More information needed in relation to Quick-Step allegations

By Shane Stokes

Last week the Belgian daily Het Laatste Nieuws printed a series of articles alleging that Quick-Step manager Patrick Lefevere has been complicit in systematic doping within the team. Furthermore, the newspaper printed claims from an anonymous rider that a UCI informant has helped the team to avoid positive out of competition tests for performance-enhancing products and recreational drugs by leaking details beforehand. Cyclingnews asked UCI President Pat McQuaid how he responded to the latter claim.

"It depends what you mean when you're talking about a mole within the UCI," he answered. "It is nonsense to say that somebody within UCI headquarters will be giving out that information but, that said, we have no control over people out in the field who are, to some extent, representing the UCI. I couldn't guarantee that somebody out there couldn't be giving information.

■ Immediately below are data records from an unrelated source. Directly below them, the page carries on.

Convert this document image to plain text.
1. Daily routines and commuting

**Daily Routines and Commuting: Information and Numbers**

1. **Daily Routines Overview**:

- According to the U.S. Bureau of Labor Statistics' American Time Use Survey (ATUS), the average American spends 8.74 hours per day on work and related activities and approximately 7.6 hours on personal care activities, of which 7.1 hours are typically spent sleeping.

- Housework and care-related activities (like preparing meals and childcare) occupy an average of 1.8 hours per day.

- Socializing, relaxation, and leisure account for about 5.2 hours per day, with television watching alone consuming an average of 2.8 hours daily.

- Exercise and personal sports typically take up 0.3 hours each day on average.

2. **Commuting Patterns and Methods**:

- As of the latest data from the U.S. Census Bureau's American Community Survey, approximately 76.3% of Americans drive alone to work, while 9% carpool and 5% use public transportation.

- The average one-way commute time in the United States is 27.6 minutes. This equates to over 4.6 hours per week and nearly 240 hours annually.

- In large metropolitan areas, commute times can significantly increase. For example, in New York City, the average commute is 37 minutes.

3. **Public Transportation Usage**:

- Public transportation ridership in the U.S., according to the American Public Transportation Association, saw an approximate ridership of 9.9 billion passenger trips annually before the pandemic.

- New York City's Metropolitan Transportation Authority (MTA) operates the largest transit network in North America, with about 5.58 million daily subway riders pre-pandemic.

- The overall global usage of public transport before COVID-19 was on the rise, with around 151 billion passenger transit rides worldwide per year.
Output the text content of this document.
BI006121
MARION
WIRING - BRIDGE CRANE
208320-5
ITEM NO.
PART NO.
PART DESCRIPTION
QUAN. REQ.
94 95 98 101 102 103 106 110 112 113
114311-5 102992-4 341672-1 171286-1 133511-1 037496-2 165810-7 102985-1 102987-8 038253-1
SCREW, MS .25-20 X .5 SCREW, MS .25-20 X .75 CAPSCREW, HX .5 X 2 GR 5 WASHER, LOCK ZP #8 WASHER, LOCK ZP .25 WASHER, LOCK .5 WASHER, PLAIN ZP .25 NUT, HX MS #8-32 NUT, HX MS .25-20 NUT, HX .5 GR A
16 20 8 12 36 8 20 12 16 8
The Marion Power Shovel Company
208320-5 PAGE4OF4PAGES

"I would doubt very much if any of our commissaries were involved in something like that, but I couldn't guarantee it. I can however give an assurance that within the UCI headquarters, there is no way that anybody would be leaking such details."

He says that the UCI is willing to investigate these claims but that more is needed first. "Right now, we are actively looking for concrete information. I think that 95% of the information in the paper was from anonymous sources; we would be looking for those sources to let the UCI know what they know. Even doing it in a confidential way. We have no problem receiving information in such a manner from anybody who might help us in the fight against doping. If we get solid information, we will act on it."

Without that, the UCI must adopt a wait-and-see approach. "For now, the whole story is based on anonymous information. Patrick Lefevere has come back with a very robust and strong defence and is acting within the law in using legal means to prove that this is a vexatious story, a sensationalist story.

"Let's wait and see what happens there. In the meantime, cycling once again suffers from bad publicity which may, as I say, turn out to be completely vexatious. It is unfortunate that we continue to suffer from this type of reporting without the necessary proof."